Rapat ini berlangsung di ruang paripurna pada pada Senin, 28 Juli 2025 yang dipimpin langsung oleh Ketua Komisi I DPRD Parepare Kamaluddin Kadir.
Dalam rapat tersebut, DPRD menyoroti potensi tumpang tindih tugas antara Satgas Kelurahan dan struktur RT/RW. Ketua DPRD Parepare, Kaharuddin Kadir, menyebut bahwa pembentukan satgas dengan melibatkan kolektor retribusi sebagai pelaksana tugas tambahan merupakan kekeliruan dalam berpikir.
“Yang jadi satgas ini adalah kolektor yang diberi tugas tambahan. Padahal, berdasarkan aturan, kolektor itu tugasnya hanya melakukan penagihan. Tugas tambahan seperti mengantar bantuan ke rumah warga, itu justru wilayah kerja RT dan RW,” tegas Kaharuddin.

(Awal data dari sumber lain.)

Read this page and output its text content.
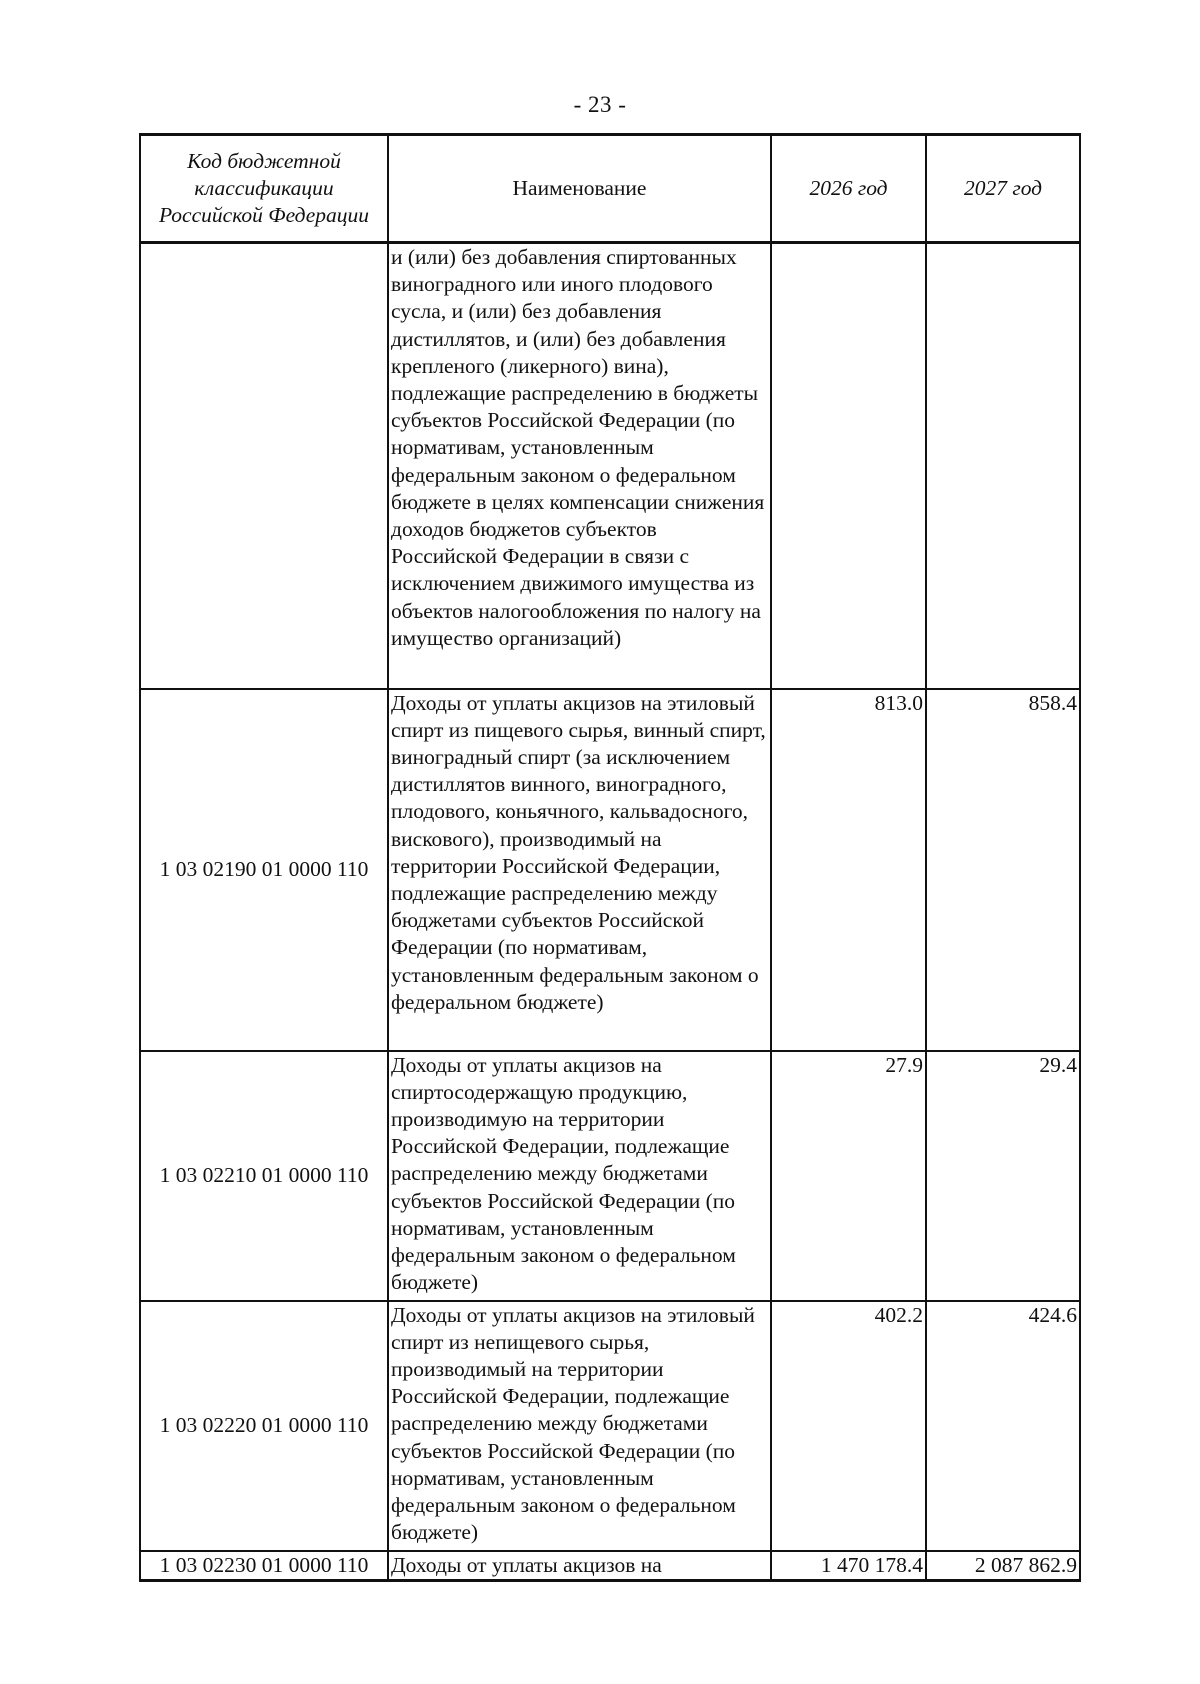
- 23 -
Код бюджетной классификации Российской Федерации	Наименование	2026 год	2027 год
	и (или) без добавления спиртованных виноградного или иного плодового сусла, и (или) без добавления дистиллятов, и (или) без добавления крепленого (ликерного) вина), подлежащие распределению в бюджеты субъектов Российской Федерации (по нормативам, установленным федеральным законом о федеральном бюджете в целях компенсации снижения доходов бюджетов субъектов Российской Федерации в связи с исключением движимого имущества из объектов налогообложения по налогу на имущество организаций)		
1 03 02190 01 0000 110	Доходы от уплаты акцизов на этиловый спирт из пищевого сырья, винный спирт, виноградный спирт (за исключением дистиллятов винного, виноградного, плодового, коньячного, кальвадосного, вискового), производимый на территории Российской Федерации, подлежащие распределению между бюджетами субъектов Российской Федерации (по нормативам, установленным федеральным законом о федеральном бюджете)	813.0	858.4
1 03 02210 01 0000 110	Доходы от уплаты акцизов на спиртосодержащую продукцию, производимую на территории Российской Федерации, подлежащие распределению между бюджетами субъектов Российской Федерации (по нормативам, установленным федеральным законом о федеральном бюджете)	27.9	29.4
1 03 02220 01 0000 110	Доходы от уплаты акцизов на этиловый спирт из непищевого сырья, производимый на территории Российской Федерации, подлежащие распределению между бюджетами субъектов Российской Федерации (по нормативам, установленным федеральным законом о федеральном бюджете)	402.2	424.6
1 03 02230 01 0000 110	Доходы от уплаты акцизов на	1 470 178.4	2 087 862.9
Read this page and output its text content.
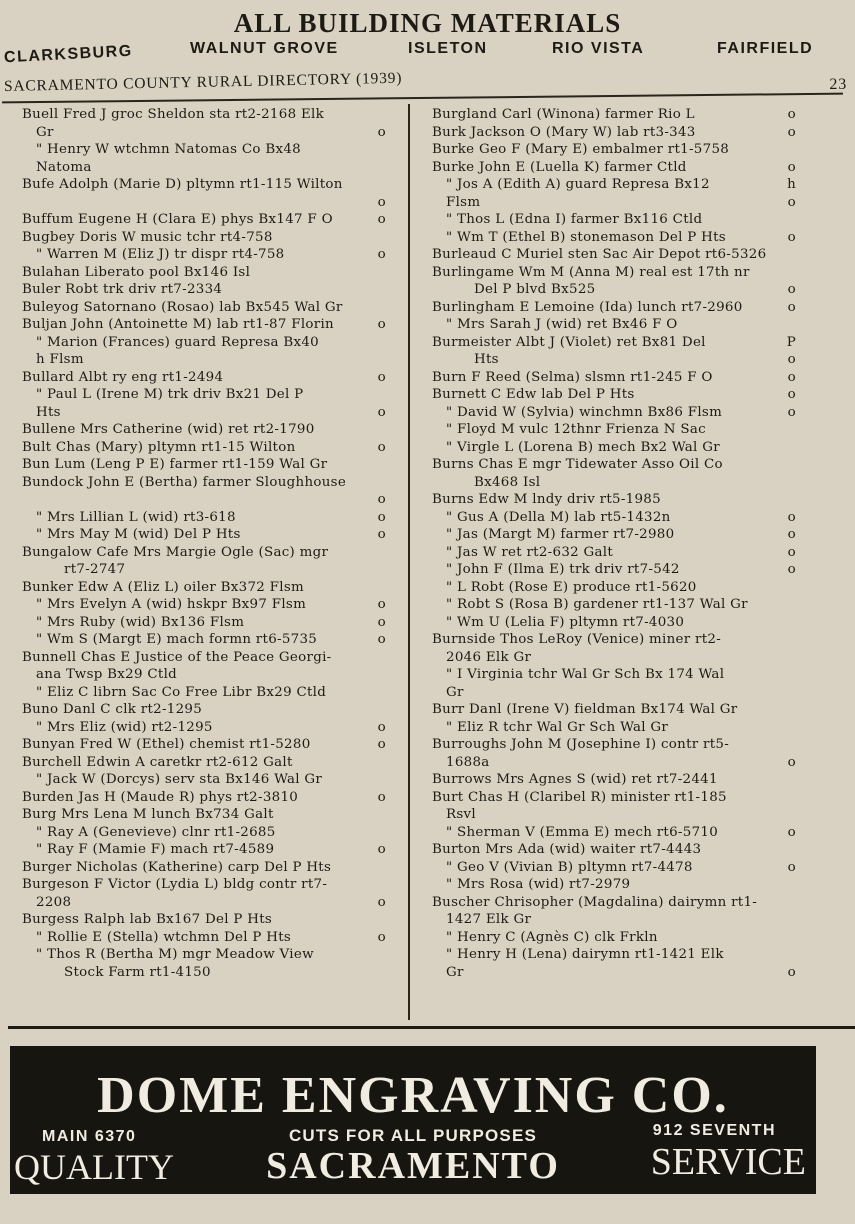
ALL BUILDING MATERIALS
CLARKSBURG	WALNUT GROVE	ISLETON	RIO VISTA	FAIRFIELD
SACRAMENTO COUNTY RURAL DIRECTORY (1939)	23
Buell Fred J groc Sheldon sta rt2-2168 Elk
Gr	o
" Henry W wtchmn Natomas Co Bx48
Natoma
Bufe Adolph (Marie D) pltymn rt1-115 Wilton
o
Buffum Eugene H (Clara E) phys Bx147 F O	o
Bugbey Doris W music tchr rt4-758
" Warren M (Eliz J) tr dispr rt4-758	o
Bulahan Liberato pool Bx146 Isl
Buler Robt trk driv rt7-2334
Buleyog Satornano (Rosao) lab Bx545 Wal Gr
Buljan John (Antoinette M) lab rt1-87 Florin	o
" Marion (Frances) guard Represa Bx40
h Flsm
Bullard Albt ry eng rt1-2494	o
" Paul L (Irene M) trk driv Bx21 Del P
Hts	o
Bullene Mrs Catherine (wid) ret rt2-1790
Bult Chas (Mary) pltymn rt1-15 Wilton	o
Bun Lum (Leng P E) farmer rt1-159 Wal Gr
Bundock John E (Bertha) farmer Sloughhouse
o
" Mrs Lillian L (wid) rt3-618	o
" Mrs May M (wid) Del P Hts	o
Bungalow Cafe Mrs Margie Ogle (Sac) mgr
rt7-2747
Bunker Edw A (Eliz L) oiler Bx372 Flsm
" Mrs Evelyn A (wid) hskpr Bx97 Flsm	o
" Mrs Ruby (wid) Bx136 Flsm	o
" Wm S (Margt E) mach formn rt6-5735	o
Bunnell Chas E Justice of the Peace Georgi-
ana Twsp Bx29 Ctld
" Eliz C librn Sac Co Free Libr Bx29 Ctld
Buno Danl C clk rt2-1295
" Mrs Eliz (wid) rt2-1295	o
Bunyan Fred W (Ethel) chemist rt1-5280	o
Burchell Edwin A caretkr rt2-612 Galt
" Jack W (Dorcys) serv sta Bx146 Wal Gr
Burden Jas H (Maude R) phys rt2-3810	o
Burg Mrs Lena M lunch Bx734 Galt
" Ray A (Genevieve) clnr rt1-2685
" Ray F (Mamie F) mach rt7-4589	o
Burger Nicholas (Katherine) carp Del P Hts
Burgeson F Victor (Lydia L) bldg contr rt7-
2208	o
Burgess Ralph lab Bx167 Del P Hts
" Rollie E (Stella) wtchmn Del P Hts	o
" Thos R (Bertha M) mgr Meadow View
Stock Farm rt1-4150
Burgland Carl (Winona) farmer Rio L	o
Burk Jackson O (Mary W) lab rt3-343	o
Burke Geo F (Mary E) embalmer rt1-5758
Burke John E (Luella K) farmer Ctld	o
" Jos A (Edith A) guard Represa Bx12	h
Flsm	o
" Thos L (Edna I) farmer Bx116 Ctld
" Wm T (Ethel B) stonemason Del P Hts	o
Burleaud C Muriel sten Sac Air Depot rt6-5326
Burlingame Wm M (Anna M) real est 17th nr
Del P blvd Bx525	o
Burlingham E Lemoine (Ida) lunch rt7-2960	o
" Mrs Sarah J (wid) ret Bx46 F O
Burmeister Albt J (Violet) ret Bx81 Del	P
Hts	o
Burn F Reed (Selma) slsmn rt1-245 F O	o
Burnett C Edw lab Del P Hts	o
" David W (Sylvia) winchmn Bx86 Flsm	o
" Floyd M vulc 12thnr Frienza N Sac
" Virgle L (Lorena B) mech Bx2 Wal Gr
Burns Chas E mgr Tidewater Asso Oil Co
Bx468 Isl
Burns Edw M lndy driv rt5-1985
" Gus A (Della M) lab rt5-1432n	o
" Jas (Margt M) farmer rt7-2980	o
" Jas W ret rt2-632 Galt	o
" John F (Ilma E) trk driv rt7-542	o
" L Robt (Rose E) produce rt1-5620
" Robt S (Rosa B) gardener rt1-137 Wal Gr
" Wm U (Lelia F) pltymn rt7-4030
Burnside Thos LeRoy (Venice) miner rt2-
2046 Elk Gr
" I Virginia tchr Wal Gr Sch Bx 174 Wal
Gr
Burr Danl (Irene V) fieldman Bx174 Wal Gr
" Eliz R tchr Wal Gr Sch Wal Gr
Burroughs John M (Josephine I) contr rt5-
1688a	o
Burrows Mrs Agnes S (wid) ret rt7-2441
Burt Chas H (Claribel R) minister rt1-185
Rsvl
" Sherman V (Emma E) mech rt6-5710	o
Burton Mrs Ada (wid) waiter rt7-4443
" Geo V (Vivian B) pltymn rt7-4478	o
" Mrs Rosa (wid) rt7-2979
Buscher Chrisopher (Magdalina) dairymn rt1-
1427 Elk Gr
" Henry C (Agnès C) clk Frkln
" Henry H (Lena) dairymn rt1-1421 Elk
Gr	o
DOME ENGRAVING CO.
MAIN 6370	CUTS FOR ALL PURPOSES	912 SEVENTH
QUALITY	SACRAMENTO	SERVICE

Ia juga mengingatkan bahwa tumpang tindih wewenang antara Satgas dan RT/RW berisiko menimbulkan konflik horizontal di tingkat akar rumput. Karena itu, DPRD menegaskan perlunya penataan ulang fungsi dan tugas masing-masing elemen di kelurahan.
Sebagai rekomendasi, DPRD meminta agar kolektor tetap difungsikan sesuai tugas utamanya untuk penagihan retribusi, sementara RT dan RW melaksanakan peran sosial kemasyarakatan sebagaimana mestinya.